Encouraging story there buddy. I'm on day 10 after relapsing. My longest streak was two months. More than ever, I am determined more than ever to quit PM forever. I have noticed an improvement in my morning woods and better sleep. Still having a problem maintaining an erection during actual sex, but the sensitivity now is much higher. Reality check: very severe mood swings, lack of motivation, bad memory, struggling at what to say during conversations (and the associated weirdness) and brain fog. I am confident it will heal in the fullness of time. I also realized that participating in this forum, helps a great deal to remain focused and have a reason to keep going.

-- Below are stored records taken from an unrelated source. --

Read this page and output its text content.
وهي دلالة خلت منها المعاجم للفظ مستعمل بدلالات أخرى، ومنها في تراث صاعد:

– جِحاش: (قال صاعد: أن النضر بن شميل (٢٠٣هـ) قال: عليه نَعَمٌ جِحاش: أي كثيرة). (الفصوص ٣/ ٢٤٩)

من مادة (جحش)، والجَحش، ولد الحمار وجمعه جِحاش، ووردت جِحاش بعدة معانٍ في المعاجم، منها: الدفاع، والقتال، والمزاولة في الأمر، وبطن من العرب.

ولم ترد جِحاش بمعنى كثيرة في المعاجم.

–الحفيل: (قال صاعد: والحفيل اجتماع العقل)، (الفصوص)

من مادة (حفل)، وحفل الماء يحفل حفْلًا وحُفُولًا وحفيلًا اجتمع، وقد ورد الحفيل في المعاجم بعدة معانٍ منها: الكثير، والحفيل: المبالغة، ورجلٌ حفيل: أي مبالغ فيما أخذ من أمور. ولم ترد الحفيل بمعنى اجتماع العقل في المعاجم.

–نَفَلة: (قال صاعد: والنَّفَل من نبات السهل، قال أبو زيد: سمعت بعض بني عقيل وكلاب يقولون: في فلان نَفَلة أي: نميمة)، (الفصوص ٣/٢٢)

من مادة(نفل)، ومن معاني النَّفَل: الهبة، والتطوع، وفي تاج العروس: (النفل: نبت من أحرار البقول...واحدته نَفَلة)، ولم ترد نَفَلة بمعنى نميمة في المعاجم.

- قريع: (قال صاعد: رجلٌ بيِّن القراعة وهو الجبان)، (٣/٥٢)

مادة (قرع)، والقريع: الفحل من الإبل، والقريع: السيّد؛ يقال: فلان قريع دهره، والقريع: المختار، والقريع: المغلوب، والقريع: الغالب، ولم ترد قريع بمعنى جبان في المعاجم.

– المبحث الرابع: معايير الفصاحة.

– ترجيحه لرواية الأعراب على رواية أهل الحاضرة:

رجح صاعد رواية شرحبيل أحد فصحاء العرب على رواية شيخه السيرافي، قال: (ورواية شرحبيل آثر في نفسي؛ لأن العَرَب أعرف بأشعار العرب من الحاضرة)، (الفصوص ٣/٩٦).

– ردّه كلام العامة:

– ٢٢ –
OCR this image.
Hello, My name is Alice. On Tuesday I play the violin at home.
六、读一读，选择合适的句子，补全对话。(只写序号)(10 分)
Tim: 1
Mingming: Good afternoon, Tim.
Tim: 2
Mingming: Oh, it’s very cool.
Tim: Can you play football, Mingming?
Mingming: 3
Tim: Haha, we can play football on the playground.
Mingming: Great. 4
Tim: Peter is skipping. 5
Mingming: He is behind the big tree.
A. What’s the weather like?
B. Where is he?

yah i did suffer from it i believe, i could never get hard without porn, now i can just think of a girl and get an erection, i have not had sex at all however so i am not sure how operational things are.
i am glad you are recovering!, if you take anything from my post i would say staying away from the internet is the most important thing you can do from my experience.
I see, thank you for answering, brother. I hope you keep getting better and if possible, keep sharing your progress. Congratulations!
Good job bro. I have read many of your posts in the past and I'm glad you finally reached the 90 days. I unfortunately haven't succeeded yet, but I've definitely made progress. P.S. Relapsed yesterday
you got to get away from the internet bro, best decision i ever made and now i am back on it again with no problems, its only temporary.
When I quit two years ago I used to read the Bible everyday, I think that's what I gotta start doing again.
What is this boot camp you mentioned? Did you try any rewiring? I’m wondering how you managed to get erections so easily. After how long did you start getting these erections? Are you taking any supplements? I dream of getting erections just by thought Sorry for all the questions, just curious what to expect and how to ensure I’m on the right track.
i went to military bootcamp, no supplements, and it took like a month before i saw erections coming back, maybe a little sooner.
Great job brother. And what do you mean by you dont have a gay thoughts, so you had some gay and transgendered person fetish before?
definitely do that, God helped bring me closer to him and away from the darkness, the bible is a great place to find him and it helps keep you away from evil.